LONDON, UNITED KINGDOM
BEX SHAW
Hurkur Lidded Vessel
My work is very much concerned with ideas about containment, largely of cultural and personal memory and ancestral locations which I explore through the creation of mostly non functional vessels as well as more adamantly sculptural pieces. As a practicing psychotherapist as well as ceramicist the meaning of containment has a profound role in both my spheres of interest.

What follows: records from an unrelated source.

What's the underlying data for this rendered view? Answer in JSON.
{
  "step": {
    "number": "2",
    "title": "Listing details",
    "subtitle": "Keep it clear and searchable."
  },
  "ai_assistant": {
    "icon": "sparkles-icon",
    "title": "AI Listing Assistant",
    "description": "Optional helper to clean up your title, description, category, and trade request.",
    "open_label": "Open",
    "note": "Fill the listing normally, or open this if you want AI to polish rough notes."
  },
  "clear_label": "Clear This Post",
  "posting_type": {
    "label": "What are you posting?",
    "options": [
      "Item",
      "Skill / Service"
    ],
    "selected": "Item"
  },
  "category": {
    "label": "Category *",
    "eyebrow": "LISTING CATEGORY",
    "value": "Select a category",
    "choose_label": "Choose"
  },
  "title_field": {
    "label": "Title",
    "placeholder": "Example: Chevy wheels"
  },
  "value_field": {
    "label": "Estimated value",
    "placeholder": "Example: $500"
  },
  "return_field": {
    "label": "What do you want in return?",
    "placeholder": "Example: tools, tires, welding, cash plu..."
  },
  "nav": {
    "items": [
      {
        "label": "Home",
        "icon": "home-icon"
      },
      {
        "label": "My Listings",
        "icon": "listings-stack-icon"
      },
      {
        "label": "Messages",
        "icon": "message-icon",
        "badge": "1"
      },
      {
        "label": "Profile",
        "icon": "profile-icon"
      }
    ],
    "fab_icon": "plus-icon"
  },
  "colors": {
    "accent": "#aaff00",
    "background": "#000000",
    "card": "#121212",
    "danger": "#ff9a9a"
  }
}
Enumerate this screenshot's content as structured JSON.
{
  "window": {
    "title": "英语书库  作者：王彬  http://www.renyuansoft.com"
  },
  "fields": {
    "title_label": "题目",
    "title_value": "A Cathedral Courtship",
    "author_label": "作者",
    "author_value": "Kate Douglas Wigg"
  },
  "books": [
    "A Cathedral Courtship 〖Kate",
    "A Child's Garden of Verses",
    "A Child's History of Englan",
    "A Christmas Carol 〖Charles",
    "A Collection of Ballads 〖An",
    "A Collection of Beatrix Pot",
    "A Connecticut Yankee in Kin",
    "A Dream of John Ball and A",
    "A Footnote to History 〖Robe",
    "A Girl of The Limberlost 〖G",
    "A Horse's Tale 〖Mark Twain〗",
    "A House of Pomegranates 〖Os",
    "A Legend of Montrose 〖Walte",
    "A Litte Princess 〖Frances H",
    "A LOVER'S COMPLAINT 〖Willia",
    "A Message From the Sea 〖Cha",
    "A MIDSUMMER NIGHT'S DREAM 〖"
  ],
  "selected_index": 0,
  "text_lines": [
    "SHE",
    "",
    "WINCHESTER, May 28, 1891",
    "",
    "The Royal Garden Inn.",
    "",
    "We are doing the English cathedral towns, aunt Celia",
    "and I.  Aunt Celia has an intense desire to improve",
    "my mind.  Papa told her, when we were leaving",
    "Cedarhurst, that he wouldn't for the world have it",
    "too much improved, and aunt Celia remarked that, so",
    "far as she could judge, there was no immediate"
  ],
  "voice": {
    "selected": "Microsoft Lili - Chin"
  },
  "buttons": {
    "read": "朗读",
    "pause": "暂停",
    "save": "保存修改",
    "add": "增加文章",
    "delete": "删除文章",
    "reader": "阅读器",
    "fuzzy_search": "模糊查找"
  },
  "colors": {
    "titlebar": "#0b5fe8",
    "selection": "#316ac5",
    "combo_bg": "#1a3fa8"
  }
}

This single small lidded vessel is made from porcelain and local clay dug from the shoreline of Scotland following a period of research in Eyemouth, Berwickshire where my great granny grew up. In the bay at Eyemouth are a group of rocks known as the Hurkurs -no one is quite sure as to the origins of the word, it possibly has Norse roots in a word meaning 'to crouch' and they do have a crouching, lurking quality aesthetically. These rocks are an important feature of the seascape and protect the bay from the North Sea, however they are also partially responsible for the wrecking of the fishing fleet which killed many of my great granny's male relatives on October 14th, 1881-known as the Eyemouth Fishing Disaster or Black Friday - it is still one of the greatest maritime disasters in UK history with the loss of 129 men from the village.
Dimensions: 3.2"H x 2"W
Material: Porcelain and Eyemouth Clay
Artwork ships: beginning october 22nd



Hurkur Lidded Vessel
Artist Statement
With a long standing interest in the sea, intertidal and liminal zones reflected in her early ceramic work in 2023 she began to develop her current body of work. This explores cultural inheritance, coastal geographies, migration and identity and uses collected local clay bodies, sand, seaweeds and jetsam from Scotland's shores. Bex completed a residency at Linkshouse run by the Pier Art Centre in Orkney in 2023 and returning to London with some local clay, the work began to take shape. In 2024 research took her to Eyemouth in the Scottish Borders where she again collected local clay to work with back in the studio in London. This year continues with a visit to Fife, following her maternal ancestors migratory journey. Bex ultimately plans to go to Norway - from where her Norse ancestors arrived in Orkney. The resulting ceramic work is made mostly made in London where she now lives and works and has its own onward journey via exhibition. Eventually Bex aims to create a new, entirely unique clay body from a combination of all the clays she finds…
About the Artist
Bex completed Art Foundation in Leeds before beginning a textiles degree in London, UK in 1990. Following completion of her studies and time spent writing exhibition reviews for City Limits Magazine in Manchester she went on to train and work as a psychotherapist, photographer and illustrator. Returning to art education via clay and learning to throw in 2015 she went on to complete various experimental ceramics courses at London's City Lit in 2022. Since completing her studies Bex has has taken. part in regular group shows in the UK and developed a ceramic practise which explored ancestral heritage and genius loci exploring her inheritance by visiting and collecting local clay from the Scottish coastal communities of her origins.